Calacanis describes how web companies could really leverage their audience attention by using innovative new ad models. He “works the numbers” to show how a (proposed) $250,000 investment to be recommended by Twitter would pay off in as many views as a 30-second ad for the Super Bowl – and at the end of that process, you would have a big mailing list, rather than just a press release.
I have not included stills from his PowerPoint as I did with previous clips from this speech. The presentation is available at SlideShare, if you want to see it.

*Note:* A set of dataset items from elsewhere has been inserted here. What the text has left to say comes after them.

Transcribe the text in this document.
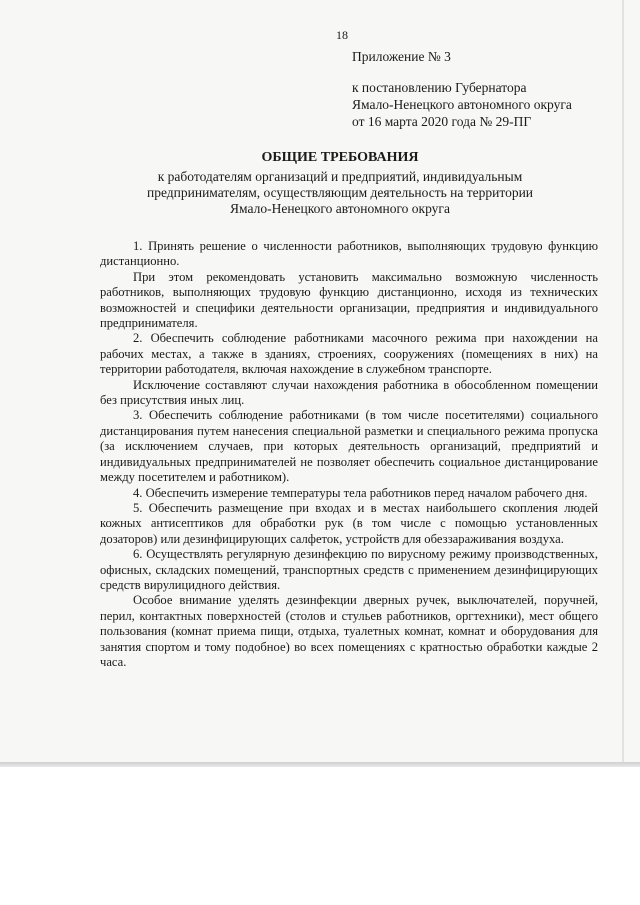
18
Приложение № 3
к постановлению Губернатора
Ямало-Ненецкого автономного округа
от 16 марта 2020 года № 29-ПГ
ОБЩИЕ ТРЕБОВАНИЯ
к работодателям организаций и предприятий, индивидуальным
предпринимателям, осуществляющим деятельность на территории
Ямало-Ненецкого автономного округа

1. Принять решение о численности работников, выполняющих трудовую функцию дистанционно.

При этом рекомендовать установить максимально возможную численность работников, выполняющих трудовую функцию дистанционно, исходя из технических возможностей и специфики деятельности организации, предприятия и индивидуального предпринимателя.

2. Обеспечить соблюдение работниками масочного режима при нахождении на рабочих местах, а также в зданиях, строениях, сооружениях (помещениях в них) на территории работодателя, включая нахождение в служебном транспорте.

Исключение составляют случаи нахождения работника в обособленном помещении без присутствия иных лиц.

3. Обеспечить соблюдение работниками (в том числе посетителями) социального дистанцирования путем нанесения специальной разметки и специального режима пропуска (за исключением случаев, при которых деятельность организаций, предприятий и индивидуальных предпринимателей не позволяет обеспечить социальное дистанцирование между посетителем и работником).

4. Обеспечить измерение температуры тела работников перед началом рабочего дня.

5. Обеспечить размещение при входах и в местах наибольшего скопления людей кожных антисептиков для обработки рук (в том числе с помощью установленных дозаторов) или дезинфицирующих салфеток, устройств для обеззараживания воздуха.

6. Осуществлять регулярную дезинфекцию по вирусному режиму производственных, офисных, складских помещений, транспортных средств с применением дезинфицирующих средств вирулицидного действия.

Особое внимание уделять дезинфекции дверных ручек, выключателей, поручней, перил, контактных поверхностей (столов и стульев работников, оргтехники), мест общего пользования (комнат приема пищи, отдыха, туалетных комнат, комнат и оборудования для занятия спортом и тому подобное) во всех помещениях с кратностью обработки каждые 2 часа.
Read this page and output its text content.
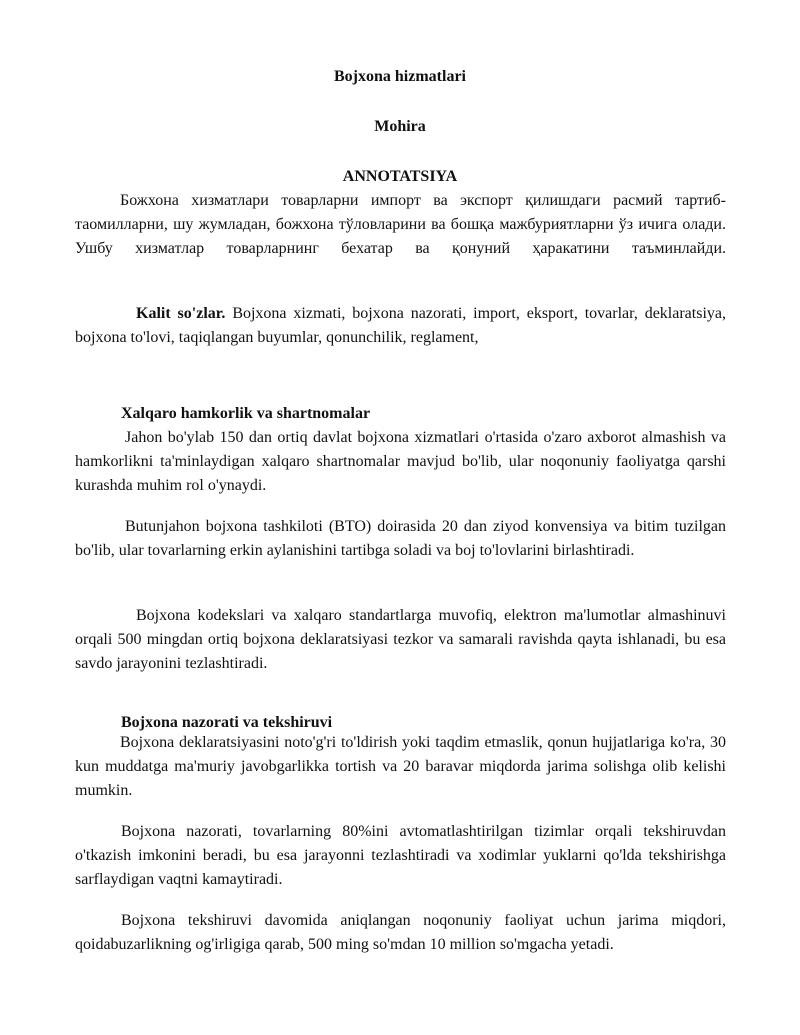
Bojxona hizmatlari
Mohira
ANNOTATSIYA
Божхона хизматлари товарларни импорт ва экспорт қилишдаги расмий тартиб-таомилларни, шу жумладан, божхона тўловларини ва бошқа мажбуриятларни ўз ичига олади. Ушбу хизматлар товарларнинг бехатар ва қонуний ҳаракатини таъминлайди.
Kalit so'zlar. Bojxona xizmati, bojxona nazorati, import, eksport, tovarlar, deklaratsiya, bojxona to'lovi, taqiqlangan buyumlar, qonunchilik, reglament,
Xalqaro hamkorlik va shartnomalar
Jahon bo'ylab 150 dan ortiq davlat bojxona xizmatlari o'rtasida o'zaro axborot almashish va hamkorlikni ta'minlaydigan xalqaro shartnomalar mavjud bo'lib, ular noqonuniy faoliyatga qarshi kurashda muhim rol o'ynaydi.
Butunjahon bojxona tashkiloti (BTO) doirasida 20 dan ziyod konvensiya va bitim tuzilgan bo'lib, ular tovarlarning erkin aylanishini tartibga soladi va boj to'lovlarini birlashtiradi.
Bojxona kodekslari va xalqaro standartlarga muvofiq, elektron ma'lumotlar almashinuvi orqali 500 mingdan ortiq bojxona deklaratsiyasi tezkor va samarali ravishda qayta ishlanadi, bu esa savdo jarayonini tezlashtiradi.
Bojxona nazorati va tekshiruvi
Bojxona deklaratsiyasini noto'g'ri to'ldirish yoki taqdim etmaslik, qonun hujjatlariga ko'ra, 30 kun muddatga ma'muriy javobgarlikka tortish va 20 baravar miqdorda jarima solishga olib kelishi mumkin.
Bojxona nazorati, tovarlarning 80%ini avtomatlashtirilgan tizimlar orqali tekshiruvdan o'tkazish imkonini beradi, bu esa jarayonni tezlashtiradi va xodimlar yuklarni qo'lda tekshirishga sarflaydigan vaqtni kamaytiradi.
Bojxona tekshiruvi davomida aniqlangan noqonuniy faoliyat uchun jarima miqdori, qoidabuzarlikning og'irligiga qarab, 500 ming so'mdan 10 million so'mgacha yetadi.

While I am happy bordering on ecstatic to see someone at least thinking about inventing new ad models, I think that Jason kinda contradicts what he said earlier about ads being unwelcome on social media sites. He had us convinced in the first half of the speech that advertising is useless on Facebook, and then he shows off a classic intrusive movie trailer that you have to sit through before you can log into your home page. Not sure I agree with him on this – even though he leads the audience through an exercise to see how many people would be willing to jettison their Facebook or Twitter usage if it starts getting crammed with ads.
Well, first of all, you’re talking to an audience of advertisers and marketers. People who voluntarily watch & applaud for ads.
I think the reactions of a younger, more anti-authoritarian audience might be a little different. Yeah, the 14-24 y.o. males might kick & screech a bit about the corporate bastards who are slowing down their SuperPokes of the new hottie in homeroom, and then in a few weeks, calm down and accept the new ad-heavy paradigm.
Or – they’ll use Facebook to organize themselves and perform a mass exodus to some other social media platform (Hi5 – this is your opportunity knocking!) and Zuck‘s beautiful baby will have its value utterly destroyed in a matter of months. It’s happened before. It will probably happen again.